Excerpts from Glenn Greenwald regarding our hopelessly complicit national media (which just reinforces my decision to stop watching television altogether):
I had what I consider to be an illuminating discussion this morning with Jeffrey Schneider, Senior Vice President of ABC News, concerning the story published (and broadcast) by ABC's Brian Ross and Christopher Isham on Monday. That story claimed that "Iran has more than tripled its ability to produce enriched uranium in the last three months" and therefore "Iran could have enough material for a nuclear bomb by 2009."
...My principal criticism of the ABC story was that it was exclusively predicated on what ABC vaguely described only as "sources familiar with the dramatic upgrade." It did not include a single other piece of information about the identity of the "sources" who were making such dramatic, consequential, and potentially war-inflaming claims -- not even whether they were government or private sources, American or Iranian (or some other nationality), or whether they have any history that evinces a desire for regime change in or war against Iran. For that reason, the story seemed worthless, given that it was impossible for the reader to assess the credibility of the assertions.
...Schneider began by explaining that decisions about the use of anonymous sources in a story such as this one are "approved at very high levels" at ABC News. The sources for this specific story are, he claimed, ones with whom ABC has a "long relationship" and are ones they "find credible." He said that both ABC News itself and these specific reporters have proven "over a very long period of time" that they are reliable and credible journalists. He emphasized on several occasions that after I wrote my post on Tuesday, it was announced that Ross had been awarded a Peabody for a story he worked on last year. He said he found that "ironic" and specifically requested that I include Ross's new prize in whatever I wrote.
...In response to my central point -- that a story of this magnitude and potential impact should not be passed on without at least some information enabling an assessment of the credibility of the sources (or, at the very least, should include an explanation as to why such information was being concealed) -- Schneider's response was that there is a way for the reader to assess the credibility of the story. Namely, because ABC News and the reporters in question have "proven over a long period of time" that they are "very reliable" (Brian Ross won a Peabody Award), the fact that they have assessed this story as credible is, by itself, sufficient to render it newsworthy.
...Many Americans lack that trust -- not because of anything ABC News specifically did or did not do (like most news outlets, they do have journalists who have done good investigative work, including Ross). Instead, it is because, throughout the Bush presidency (and even before), the national American media as a whole has been extraordinarily gullible, if not outright complicit, in disseminating all sorts of patent falsehoods under the guise of unidentified agenda-driven sources.

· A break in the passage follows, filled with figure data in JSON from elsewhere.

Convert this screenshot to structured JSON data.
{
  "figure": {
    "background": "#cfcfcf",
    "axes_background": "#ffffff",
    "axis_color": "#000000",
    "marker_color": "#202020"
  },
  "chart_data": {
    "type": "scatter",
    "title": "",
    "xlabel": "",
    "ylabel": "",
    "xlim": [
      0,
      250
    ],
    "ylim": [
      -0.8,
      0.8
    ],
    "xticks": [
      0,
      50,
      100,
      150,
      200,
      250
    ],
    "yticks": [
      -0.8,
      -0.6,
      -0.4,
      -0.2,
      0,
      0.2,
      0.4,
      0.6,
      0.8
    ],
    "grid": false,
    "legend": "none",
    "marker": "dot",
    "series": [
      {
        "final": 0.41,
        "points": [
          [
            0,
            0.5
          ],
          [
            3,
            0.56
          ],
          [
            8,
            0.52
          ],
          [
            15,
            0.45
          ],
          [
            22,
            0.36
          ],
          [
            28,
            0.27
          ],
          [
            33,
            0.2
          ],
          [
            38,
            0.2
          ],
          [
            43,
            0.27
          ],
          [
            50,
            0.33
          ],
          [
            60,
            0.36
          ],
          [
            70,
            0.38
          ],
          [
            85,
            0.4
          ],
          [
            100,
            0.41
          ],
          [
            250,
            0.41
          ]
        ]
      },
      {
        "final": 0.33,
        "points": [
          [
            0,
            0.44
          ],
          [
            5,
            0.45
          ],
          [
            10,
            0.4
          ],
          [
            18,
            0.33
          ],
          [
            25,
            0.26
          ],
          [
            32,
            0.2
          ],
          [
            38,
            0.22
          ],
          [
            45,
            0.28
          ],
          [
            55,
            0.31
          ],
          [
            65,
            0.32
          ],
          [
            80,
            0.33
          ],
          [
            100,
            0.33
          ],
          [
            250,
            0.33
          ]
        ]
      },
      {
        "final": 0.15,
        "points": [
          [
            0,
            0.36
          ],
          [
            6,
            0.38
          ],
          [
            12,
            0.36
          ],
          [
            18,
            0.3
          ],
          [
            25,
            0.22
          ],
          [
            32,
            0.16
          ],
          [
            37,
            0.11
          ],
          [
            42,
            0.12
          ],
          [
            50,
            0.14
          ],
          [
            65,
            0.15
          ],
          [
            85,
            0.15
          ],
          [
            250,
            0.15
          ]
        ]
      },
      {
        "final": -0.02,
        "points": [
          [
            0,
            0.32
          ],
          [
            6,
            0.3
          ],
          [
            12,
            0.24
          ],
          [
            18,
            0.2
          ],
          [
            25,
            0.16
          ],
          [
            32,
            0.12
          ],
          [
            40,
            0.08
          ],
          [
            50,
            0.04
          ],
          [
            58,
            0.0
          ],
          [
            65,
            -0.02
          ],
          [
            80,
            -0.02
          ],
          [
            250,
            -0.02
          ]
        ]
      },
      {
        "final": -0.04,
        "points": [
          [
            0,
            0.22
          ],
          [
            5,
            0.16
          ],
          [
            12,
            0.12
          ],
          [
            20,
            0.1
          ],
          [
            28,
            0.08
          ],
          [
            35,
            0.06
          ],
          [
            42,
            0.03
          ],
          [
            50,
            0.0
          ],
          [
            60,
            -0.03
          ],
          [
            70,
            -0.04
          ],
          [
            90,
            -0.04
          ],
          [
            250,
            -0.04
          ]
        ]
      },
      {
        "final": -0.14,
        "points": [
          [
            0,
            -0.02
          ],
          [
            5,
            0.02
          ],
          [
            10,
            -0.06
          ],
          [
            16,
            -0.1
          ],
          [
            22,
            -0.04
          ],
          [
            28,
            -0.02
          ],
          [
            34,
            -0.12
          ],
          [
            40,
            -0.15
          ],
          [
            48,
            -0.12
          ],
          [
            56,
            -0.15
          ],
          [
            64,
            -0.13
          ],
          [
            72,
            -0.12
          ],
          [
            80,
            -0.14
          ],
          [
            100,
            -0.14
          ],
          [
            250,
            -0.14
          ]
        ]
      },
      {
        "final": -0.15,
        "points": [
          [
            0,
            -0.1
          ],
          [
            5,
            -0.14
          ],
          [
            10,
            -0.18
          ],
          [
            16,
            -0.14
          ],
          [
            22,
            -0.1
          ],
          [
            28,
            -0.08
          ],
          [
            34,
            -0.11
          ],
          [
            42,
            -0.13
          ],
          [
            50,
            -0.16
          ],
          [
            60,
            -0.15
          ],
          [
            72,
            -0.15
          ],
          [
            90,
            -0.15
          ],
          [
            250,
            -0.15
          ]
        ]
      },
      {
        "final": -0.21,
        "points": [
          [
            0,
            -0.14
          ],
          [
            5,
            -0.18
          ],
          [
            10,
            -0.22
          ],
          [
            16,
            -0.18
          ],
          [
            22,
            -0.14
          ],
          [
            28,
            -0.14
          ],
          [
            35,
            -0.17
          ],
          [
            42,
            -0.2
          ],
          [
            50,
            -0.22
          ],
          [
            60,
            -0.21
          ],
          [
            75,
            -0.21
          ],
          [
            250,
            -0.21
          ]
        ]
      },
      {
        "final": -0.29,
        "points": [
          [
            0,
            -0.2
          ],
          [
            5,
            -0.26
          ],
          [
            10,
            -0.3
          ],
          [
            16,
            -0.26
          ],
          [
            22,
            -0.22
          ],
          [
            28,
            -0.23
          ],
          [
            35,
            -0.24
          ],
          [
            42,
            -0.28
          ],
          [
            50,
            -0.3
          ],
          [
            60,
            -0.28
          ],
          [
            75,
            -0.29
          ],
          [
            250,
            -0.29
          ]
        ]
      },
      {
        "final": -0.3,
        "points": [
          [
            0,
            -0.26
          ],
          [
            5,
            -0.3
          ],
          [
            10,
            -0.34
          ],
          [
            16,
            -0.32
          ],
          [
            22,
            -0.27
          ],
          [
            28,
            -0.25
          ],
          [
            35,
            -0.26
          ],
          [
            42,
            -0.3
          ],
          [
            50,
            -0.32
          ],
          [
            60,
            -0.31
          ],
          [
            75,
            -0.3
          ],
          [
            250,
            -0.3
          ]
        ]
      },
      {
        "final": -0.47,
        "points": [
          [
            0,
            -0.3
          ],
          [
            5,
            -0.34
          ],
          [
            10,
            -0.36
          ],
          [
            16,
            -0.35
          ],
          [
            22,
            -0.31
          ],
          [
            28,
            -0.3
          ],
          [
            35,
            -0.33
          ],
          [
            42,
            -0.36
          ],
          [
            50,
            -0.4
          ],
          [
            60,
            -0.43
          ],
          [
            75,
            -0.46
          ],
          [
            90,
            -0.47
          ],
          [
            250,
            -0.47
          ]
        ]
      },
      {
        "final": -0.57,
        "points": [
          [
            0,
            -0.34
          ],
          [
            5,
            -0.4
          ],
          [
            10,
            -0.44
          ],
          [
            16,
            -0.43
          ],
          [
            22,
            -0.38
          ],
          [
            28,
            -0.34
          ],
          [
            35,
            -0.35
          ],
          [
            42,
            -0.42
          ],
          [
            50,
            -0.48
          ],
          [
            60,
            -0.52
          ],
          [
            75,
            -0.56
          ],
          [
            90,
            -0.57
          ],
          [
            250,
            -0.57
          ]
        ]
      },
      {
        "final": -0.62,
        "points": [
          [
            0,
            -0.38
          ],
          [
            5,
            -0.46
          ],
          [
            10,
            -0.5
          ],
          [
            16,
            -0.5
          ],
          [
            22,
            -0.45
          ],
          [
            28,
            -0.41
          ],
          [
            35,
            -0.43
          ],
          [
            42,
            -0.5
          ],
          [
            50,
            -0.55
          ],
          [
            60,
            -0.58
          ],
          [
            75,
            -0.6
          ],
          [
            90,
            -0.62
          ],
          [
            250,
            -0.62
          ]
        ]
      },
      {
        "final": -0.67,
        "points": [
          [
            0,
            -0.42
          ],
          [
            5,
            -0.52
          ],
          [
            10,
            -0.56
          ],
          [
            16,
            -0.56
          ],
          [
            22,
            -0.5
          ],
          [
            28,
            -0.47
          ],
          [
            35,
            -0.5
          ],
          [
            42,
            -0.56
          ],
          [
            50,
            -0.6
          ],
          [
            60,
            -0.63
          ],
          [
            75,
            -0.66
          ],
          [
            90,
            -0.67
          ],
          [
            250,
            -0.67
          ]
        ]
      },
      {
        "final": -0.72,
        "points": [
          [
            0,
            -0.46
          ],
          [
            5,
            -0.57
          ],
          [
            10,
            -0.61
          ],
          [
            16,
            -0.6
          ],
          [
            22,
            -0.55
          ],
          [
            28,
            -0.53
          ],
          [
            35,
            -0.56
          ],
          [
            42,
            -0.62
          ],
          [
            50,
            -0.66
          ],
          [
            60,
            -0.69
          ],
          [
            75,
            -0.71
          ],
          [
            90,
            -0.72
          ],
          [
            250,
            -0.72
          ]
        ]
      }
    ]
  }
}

...And at least one key reason for that distrust is both clear and compelling. Many Americans who more or less did trust the judgment of the country's most respectable media outlets were severely betrayed, when they supported an invasion of a sovereign country based exclusively on patently false claims that were uncritically though aggressively disseminated by the American press. For that reason, distrust of the media has been substantially heightened, and that is so particularly when it comes to stories -- like the ABC News one here -- that bolster the Bush administration's warnings of a "grave threat" posed by whatever country happens to be The New Nazi Enemy of the Month.
... UPDATE: Atrios points to the first of what I imagine will be many examples today rebutting the entitlement of trust touted by ABC News (and again, ABC is by no means unique, merely illustrative). And just to preempt the inevitable response, disgraceful incidents like the Jessica Lynch Fraud are not mere "mistakes" which "everyone makes" and therefore can just be corrected and then forgotten afterwards.
Instead, such incidents reflect a fundamental defect in how national journalists operate -- fueled by excessive, really mindless, trust in people who are not trustworthy, but instead are using them. And because they see those incidents only as isolated mistakes reflective of nothing, nothing ever changes.